Japan and Australia signed their first formal military agreement on Thursday to allow troops to conduct exercises in both countries.
The pact, known as the Reciprocal Access Agreement, was signed during a virtual meeting between Japanese Prime Minister Fumio Kishida and his Australian counterpart Scott Morrison.
"This is a landmark deal that takes Japan-Australia security cooperation to a new level," Kishida said. "The importance of Japan-Australia security cooperation is increasing in the current security environment, and I am very pleased that the results of the vigorous negotiations between the two countries have come to fruition."
Morrison said Japan is Australia's closest partner in Asia. He said the agreement "will form an important part of Australia and Japan's response to the uncertainty we now face and will underpin greater and more complex engagement in operability between the Australian Defense Force and Japan Self-Defense Forces".
Thursday's agreement follows more than a year of talks between Tokyo and Canberra over removing legal and administrative barriers for more joint training and quick military support.
The deal was also signed less than 80 years after Japan bombed Darwin during World War II. Australia is the second country to have such a pact with Japan other than the United States.
The Status of Forces Agreement signed between Tokyo and Washington allows US military personnel to travel directly in and out of US bases in Japan without custom checks or health screenings. This is now under the spotlight following clusters of COVID-19 infections at US military bases in Japan's southernmost Okinawa prefecture that have spread to local communities, making Okinawa's COVID-19 situation the worst in Japan.
Though China was not mentioned in the agreement, it is widely believed by analysts and media that this is aimed at countering China.
On Wednesday, Chinese Foreign Ministry spokesman Wang Wenbin said China hopes that the Pacific will be "an ocean of peace, not a place to make waves".

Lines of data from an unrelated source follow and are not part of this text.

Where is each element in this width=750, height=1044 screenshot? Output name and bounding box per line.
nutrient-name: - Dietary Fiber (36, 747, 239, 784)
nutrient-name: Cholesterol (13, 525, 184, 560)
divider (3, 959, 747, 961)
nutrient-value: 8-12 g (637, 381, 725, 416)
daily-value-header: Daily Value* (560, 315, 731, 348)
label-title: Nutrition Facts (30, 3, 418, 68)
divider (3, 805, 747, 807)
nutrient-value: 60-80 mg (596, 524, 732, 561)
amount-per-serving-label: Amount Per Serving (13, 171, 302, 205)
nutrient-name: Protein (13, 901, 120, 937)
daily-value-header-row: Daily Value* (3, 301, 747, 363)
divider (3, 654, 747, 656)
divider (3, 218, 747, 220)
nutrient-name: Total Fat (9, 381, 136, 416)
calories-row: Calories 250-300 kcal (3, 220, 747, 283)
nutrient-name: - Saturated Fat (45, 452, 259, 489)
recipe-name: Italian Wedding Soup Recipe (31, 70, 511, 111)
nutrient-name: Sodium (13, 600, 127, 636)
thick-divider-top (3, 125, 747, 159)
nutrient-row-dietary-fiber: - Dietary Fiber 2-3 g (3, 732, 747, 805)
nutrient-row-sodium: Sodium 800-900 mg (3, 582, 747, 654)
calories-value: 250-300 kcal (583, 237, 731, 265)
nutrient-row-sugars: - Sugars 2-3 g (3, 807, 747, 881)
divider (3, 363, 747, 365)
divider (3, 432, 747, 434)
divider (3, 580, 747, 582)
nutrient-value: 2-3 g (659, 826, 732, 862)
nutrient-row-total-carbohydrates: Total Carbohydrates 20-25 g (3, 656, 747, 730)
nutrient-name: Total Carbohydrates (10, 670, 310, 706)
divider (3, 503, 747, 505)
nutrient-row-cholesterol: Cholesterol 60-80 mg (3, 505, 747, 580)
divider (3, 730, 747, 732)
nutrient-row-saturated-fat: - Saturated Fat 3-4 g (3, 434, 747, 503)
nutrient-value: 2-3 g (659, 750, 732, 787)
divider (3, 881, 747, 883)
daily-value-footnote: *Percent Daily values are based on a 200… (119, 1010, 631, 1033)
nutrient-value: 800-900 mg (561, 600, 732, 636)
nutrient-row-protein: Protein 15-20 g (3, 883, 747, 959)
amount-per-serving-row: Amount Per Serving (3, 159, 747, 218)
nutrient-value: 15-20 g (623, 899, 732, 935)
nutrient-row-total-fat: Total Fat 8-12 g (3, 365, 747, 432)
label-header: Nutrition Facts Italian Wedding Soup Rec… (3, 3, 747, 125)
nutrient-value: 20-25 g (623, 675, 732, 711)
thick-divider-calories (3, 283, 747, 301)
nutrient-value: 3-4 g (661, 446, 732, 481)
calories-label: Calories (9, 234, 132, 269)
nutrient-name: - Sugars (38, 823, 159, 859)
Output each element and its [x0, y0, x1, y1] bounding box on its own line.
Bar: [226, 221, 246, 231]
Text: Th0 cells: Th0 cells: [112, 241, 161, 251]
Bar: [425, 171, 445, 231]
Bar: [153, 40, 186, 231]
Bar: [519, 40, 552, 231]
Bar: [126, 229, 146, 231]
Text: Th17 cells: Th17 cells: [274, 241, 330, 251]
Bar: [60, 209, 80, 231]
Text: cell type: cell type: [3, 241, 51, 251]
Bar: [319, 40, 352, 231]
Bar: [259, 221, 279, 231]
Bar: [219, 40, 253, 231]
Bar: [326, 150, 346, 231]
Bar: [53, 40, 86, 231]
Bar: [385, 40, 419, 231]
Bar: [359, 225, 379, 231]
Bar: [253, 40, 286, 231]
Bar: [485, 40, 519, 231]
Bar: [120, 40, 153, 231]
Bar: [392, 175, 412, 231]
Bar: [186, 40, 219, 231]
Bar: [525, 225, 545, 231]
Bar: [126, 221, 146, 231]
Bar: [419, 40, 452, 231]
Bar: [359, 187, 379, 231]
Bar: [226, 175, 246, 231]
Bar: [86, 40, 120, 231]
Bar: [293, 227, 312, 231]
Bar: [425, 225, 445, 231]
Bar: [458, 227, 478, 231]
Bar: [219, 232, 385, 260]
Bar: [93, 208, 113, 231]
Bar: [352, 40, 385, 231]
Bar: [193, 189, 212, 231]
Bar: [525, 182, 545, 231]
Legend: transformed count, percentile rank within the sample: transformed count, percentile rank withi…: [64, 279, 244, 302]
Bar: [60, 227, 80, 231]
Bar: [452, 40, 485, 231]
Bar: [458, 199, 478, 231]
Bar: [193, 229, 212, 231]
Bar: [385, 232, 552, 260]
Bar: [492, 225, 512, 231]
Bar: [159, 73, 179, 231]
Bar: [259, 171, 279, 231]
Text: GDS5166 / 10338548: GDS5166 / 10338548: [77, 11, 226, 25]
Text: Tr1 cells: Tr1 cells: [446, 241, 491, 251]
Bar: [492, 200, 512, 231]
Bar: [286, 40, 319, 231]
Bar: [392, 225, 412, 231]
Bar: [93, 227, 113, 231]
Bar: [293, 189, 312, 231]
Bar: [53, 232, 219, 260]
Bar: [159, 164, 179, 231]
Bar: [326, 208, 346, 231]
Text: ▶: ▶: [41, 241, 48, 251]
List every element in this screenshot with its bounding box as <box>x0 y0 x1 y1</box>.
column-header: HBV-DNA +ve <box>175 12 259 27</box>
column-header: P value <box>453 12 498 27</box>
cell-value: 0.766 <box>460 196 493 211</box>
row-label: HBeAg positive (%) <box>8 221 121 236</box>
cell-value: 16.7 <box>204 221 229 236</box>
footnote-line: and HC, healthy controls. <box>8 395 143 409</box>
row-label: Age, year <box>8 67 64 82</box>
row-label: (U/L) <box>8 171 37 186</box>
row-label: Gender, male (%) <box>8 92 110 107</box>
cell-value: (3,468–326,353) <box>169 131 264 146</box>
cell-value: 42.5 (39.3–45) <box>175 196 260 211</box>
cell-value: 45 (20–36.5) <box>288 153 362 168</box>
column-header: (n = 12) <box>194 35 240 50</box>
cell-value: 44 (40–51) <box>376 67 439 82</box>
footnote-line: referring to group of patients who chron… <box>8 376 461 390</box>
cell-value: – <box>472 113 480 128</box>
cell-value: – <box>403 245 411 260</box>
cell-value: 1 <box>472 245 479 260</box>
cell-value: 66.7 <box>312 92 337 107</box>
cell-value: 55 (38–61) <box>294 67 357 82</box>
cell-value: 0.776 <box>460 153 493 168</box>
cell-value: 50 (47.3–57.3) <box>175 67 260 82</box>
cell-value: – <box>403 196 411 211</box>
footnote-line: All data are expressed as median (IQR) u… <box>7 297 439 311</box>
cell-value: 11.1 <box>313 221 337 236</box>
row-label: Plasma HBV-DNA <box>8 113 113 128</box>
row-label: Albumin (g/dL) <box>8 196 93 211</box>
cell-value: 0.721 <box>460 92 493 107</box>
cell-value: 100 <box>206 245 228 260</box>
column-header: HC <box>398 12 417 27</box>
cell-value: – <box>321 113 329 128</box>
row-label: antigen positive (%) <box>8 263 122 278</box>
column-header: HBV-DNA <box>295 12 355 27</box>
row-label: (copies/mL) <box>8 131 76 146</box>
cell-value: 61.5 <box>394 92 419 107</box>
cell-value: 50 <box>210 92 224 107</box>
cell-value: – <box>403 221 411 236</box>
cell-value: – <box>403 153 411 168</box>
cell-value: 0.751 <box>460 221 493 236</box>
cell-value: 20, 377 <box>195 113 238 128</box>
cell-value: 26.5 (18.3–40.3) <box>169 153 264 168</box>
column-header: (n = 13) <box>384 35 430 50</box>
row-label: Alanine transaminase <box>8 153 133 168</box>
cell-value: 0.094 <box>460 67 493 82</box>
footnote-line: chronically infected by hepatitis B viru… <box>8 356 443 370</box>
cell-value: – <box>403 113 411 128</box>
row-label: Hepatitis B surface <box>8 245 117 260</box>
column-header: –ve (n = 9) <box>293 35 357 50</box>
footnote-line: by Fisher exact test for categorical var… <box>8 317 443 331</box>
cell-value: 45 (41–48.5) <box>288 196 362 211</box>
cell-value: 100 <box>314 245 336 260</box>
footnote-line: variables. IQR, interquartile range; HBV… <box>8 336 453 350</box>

"We always believe that state-to-state exchanges and cooperation should be conducive to enhancing mutual understanding and trust among countries in the region and safeguarding regional peace and stability, rather than targeting or undermining the interests of any third party," Wang said.
"The Pacific Ocean is vast enough for the common development of countries in the region. Along the same line, peace and stability in the Pacific depend on the joint efforts of countries in the region."